3. Application control policies:
The endpoint must be able to defend against attacks, as well as allow or deny known applications. To lessen the risk of ransomware, organisations must be able to “greylist” apps and implement advanced control policies to ensure workers only use secure and trusted applications.
4. Protect cached credentials:
Credential theft is one of the greatest risks to organisations today. They can be saved in memory by many common business apps, and many web browsers and password managers store application and website credentials locally. Because threat actors can frequently get cached credentials without ever requiring admin capabilities, having an endpoint security layer is essential.
5. Setting traps:
Endpoint protection technologies that support privilege deception functionality, such as the capability to generate phoney “honeypot” privileged accounts, can help identify potential attackers right away.

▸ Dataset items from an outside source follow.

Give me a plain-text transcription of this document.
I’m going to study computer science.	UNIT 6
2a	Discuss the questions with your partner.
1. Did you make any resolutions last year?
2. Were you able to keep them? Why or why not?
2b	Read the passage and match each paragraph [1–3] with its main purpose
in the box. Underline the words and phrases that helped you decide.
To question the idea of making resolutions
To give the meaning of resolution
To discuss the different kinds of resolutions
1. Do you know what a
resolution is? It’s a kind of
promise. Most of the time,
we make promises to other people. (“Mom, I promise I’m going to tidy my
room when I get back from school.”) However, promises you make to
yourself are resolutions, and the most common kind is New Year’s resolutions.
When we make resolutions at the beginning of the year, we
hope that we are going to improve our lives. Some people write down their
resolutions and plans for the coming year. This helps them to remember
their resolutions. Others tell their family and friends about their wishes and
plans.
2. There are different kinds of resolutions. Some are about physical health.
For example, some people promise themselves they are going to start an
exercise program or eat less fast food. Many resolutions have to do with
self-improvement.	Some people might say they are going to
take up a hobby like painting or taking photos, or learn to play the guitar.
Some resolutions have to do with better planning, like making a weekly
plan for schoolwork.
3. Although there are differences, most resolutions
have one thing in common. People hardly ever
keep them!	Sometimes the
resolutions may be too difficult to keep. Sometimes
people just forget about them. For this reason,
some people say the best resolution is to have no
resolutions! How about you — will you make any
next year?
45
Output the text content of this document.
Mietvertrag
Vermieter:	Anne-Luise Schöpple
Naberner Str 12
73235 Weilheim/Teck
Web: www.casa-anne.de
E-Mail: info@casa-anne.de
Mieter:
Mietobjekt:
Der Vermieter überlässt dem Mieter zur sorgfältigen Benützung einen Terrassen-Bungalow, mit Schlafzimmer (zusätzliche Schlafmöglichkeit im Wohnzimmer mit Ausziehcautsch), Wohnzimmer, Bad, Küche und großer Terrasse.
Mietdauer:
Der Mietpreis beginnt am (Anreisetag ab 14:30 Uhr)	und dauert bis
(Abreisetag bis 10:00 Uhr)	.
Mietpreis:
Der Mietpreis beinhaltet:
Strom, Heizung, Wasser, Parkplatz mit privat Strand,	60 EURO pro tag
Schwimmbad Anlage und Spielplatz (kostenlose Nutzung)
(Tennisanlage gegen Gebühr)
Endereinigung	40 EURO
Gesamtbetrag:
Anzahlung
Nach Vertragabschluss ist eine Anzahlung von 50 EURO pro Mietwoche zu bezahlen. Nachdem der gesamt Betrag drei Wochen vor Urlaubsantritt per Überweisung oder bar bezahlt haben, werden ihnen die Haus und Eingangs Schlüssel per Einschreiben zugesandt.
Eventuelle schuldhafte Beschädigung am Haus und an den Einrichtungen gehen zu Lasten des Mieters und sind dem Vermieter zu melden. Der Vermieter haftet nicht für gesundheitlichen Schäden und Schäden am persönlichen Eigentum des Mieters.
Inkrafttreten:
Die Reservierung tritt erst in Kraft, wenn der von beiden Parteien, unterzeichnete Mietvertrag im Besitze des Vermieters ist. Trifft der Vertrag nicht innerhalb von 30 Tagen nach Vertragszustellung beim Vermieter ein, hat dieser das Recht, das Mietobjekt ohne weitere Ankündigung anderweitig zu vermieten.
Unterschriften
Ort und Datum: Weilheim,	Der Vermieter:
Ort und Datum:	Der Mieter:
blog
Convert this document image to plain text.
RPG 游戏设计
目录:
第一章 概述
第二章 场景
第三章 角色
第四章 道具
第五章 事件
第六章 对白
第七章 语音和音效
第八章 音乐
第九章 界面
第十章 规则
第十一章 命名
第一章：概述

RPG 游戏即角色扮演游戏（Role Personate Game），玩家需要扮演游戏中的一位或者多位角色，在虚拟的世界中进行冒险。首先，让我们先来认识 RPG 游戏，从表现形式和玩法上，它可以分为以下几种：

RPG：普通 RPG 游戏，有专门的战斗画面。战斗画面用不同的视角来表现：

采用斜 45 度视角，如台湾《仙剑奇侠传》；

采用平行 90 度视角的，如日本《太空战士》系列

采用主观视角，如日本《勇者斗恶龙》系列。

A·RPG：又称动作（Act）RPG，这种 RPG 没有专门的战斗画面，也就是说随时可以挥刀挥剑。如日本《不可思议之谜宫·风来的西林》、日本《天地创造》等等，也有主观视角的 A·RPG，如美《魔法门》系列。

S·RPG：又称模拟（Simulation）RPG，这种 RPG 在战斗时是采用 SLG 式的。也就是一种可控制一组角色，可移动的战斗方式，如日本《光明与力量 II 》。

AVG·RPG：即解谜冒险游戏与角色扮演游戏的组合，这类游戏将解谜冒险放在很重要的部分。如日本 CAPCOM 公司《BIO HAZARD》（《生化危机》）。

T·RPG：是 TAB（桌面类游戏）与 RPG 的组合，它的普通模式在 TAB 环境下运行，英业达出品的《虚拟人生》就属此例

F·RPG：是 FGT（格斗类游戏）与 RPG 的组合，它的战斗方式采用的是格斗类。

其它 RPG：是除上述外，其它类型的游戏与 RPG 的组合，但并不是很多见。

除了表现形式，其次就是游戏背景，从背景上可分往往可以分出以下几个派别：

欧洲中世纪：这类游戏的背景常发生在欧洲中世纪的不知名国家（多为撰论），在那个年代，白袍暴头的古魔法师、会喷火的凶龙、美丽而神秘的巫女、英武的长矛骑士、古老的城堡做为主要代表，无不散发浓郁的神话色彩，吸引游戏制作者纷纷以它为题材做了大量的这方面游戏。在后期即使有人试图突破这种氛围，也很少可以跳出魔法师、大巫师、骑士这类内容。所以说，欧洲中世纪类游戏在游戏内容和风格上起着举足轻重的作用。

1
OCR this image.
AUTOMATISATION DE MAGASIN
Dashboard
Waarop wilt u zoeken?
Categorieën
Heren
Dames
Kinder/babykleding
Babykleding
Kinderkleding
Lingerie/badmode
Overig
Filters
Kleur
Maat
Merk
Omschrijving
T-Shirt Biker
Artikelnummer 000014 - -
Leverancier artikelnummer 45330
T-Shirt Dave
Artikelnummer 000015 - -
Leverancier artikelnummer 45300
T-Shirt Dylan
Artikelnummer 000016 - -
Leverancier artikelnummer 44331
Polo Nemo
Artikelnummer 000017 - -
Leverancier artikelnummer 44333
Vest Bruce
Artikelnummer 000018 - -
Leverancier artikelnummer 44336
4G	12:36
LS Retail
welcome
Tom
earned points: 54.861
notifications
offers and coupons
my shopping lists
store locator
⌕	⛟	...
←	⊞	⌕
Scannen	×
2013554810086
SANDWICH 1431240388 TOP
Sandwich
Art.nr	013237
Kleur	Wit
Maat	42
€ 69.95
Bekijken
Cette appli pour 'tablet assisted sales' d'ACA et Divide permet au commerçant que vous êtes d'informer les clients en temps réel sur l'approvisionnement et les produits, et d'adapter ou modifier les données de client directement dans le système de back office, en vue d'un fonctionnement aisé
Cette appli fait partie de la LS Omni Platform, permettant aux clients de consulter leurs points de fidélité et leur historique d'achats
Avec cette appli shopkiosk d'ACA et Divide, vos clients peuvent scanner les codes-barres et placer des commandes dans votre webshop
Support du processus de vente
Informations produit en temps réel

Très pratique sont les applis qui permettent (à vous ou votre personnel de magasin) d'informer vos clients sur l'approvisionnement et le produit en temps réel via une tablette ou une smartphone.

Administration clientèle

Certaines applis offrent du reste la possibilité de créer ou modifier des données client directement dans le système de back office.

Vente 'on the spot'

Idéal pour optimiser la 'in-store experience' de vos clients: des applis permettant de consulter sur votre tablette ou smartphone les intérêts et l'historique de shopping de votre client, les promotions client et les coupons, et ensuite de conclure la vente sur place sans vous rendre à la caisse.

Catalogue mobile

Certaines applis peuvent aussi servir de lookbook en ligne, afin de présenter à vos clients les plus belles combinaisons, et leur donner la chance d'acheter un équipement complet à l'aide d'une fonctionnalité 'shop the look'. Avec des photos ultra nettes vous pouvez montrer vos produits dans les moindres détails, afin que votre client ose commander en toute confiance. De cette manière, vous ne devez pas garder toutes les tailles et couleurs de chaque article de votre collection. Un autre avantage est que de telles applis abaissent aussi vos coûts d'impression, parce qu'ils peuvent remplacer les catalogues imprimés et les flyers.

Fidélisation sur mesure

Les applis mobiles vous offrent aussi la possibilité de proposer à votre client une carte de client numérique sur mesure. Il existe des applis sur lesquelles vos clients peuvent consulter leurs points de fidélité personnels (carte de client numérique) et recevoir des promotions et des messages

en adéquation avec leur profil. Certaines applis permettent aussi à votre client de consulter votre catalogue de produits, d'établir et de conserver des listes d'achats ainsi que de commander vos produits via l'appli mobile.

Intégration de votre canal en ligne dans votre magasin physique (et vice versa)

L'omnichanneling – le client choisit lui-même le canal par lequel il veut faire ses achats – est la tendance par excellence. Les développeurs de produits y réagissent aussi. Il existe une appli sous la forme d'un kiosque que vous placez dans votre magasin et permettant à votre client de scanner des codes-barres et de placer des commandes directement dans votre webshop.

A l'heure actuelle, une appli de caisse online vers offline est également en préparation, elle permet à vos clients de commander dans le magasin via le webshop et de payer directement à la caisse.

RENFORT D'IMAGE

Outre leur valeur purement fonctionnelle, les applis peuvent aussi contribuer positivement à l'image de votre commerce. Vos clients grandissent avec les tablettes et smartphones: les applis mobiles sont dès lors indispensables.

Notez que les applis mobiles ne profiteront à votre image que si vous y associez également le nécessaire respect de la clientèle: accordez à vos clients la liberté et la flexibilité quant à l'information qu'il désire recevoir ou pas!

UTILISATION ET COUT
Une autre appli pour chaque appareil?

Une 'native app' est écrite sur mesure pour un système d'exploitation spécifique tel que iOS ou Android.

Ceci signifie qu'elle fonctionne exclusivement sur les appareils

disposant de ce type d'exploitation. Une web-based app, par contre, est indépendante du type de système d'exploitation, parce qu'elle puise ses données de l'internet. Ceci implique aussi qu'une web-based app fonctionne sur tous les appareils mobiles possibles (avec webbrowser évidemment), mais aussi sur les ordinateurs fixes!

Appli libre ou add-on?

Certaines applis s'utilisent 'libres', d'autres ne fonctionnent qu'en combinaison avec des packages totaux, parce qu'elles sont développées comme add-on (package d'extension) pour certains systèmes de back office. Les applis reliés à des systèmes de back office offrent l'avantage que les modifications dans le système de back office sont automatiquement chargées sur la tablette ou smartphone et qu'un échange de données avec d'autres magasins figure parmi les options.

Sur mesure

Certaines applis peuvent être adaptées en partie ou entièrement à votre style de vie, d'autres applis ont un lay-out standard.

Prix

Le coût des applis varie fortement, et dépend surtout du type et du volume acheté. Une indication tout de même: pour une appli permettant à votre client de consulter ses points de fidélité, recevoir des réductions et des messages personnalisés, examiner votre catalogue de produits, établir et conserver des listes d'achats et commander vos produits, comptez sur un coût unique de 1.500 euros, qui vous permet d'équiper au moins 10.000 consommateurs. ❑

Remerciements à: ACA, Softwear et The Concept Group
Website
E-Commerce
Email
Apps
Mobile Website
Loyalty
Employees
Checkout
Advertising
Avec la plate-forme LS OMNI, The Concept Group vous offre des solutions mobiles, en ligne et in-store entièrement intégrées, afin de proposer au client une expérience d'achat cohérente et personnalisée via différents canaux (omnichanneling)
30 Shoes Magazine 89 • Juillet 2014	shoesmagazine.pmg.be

6. Monitoring privileged activities:
Attackers often fly under the radar while they test a network’s defences. By proactively monitoring privileged workstation activity, organisations can automatically identify and stop adversaries before they move laterally, elevate privileges, or do significant harm.
Unfortunately, inadequately protected employee workstations are the perfect vulnerability for attackers to exploit, and often become just that. For the organisations looking to prevent against this and strengthen their security against harmful assaults, it’s vital they act swiftly to protect endpoints.
This is where the previously mentioned safeguards come in to play, and by adhering to the key mitigation steps, and embracing a layered defence-in-depth strategy, businesses can better isolate attacker activity, reduce the impact of a breach, and also regain control of their environments.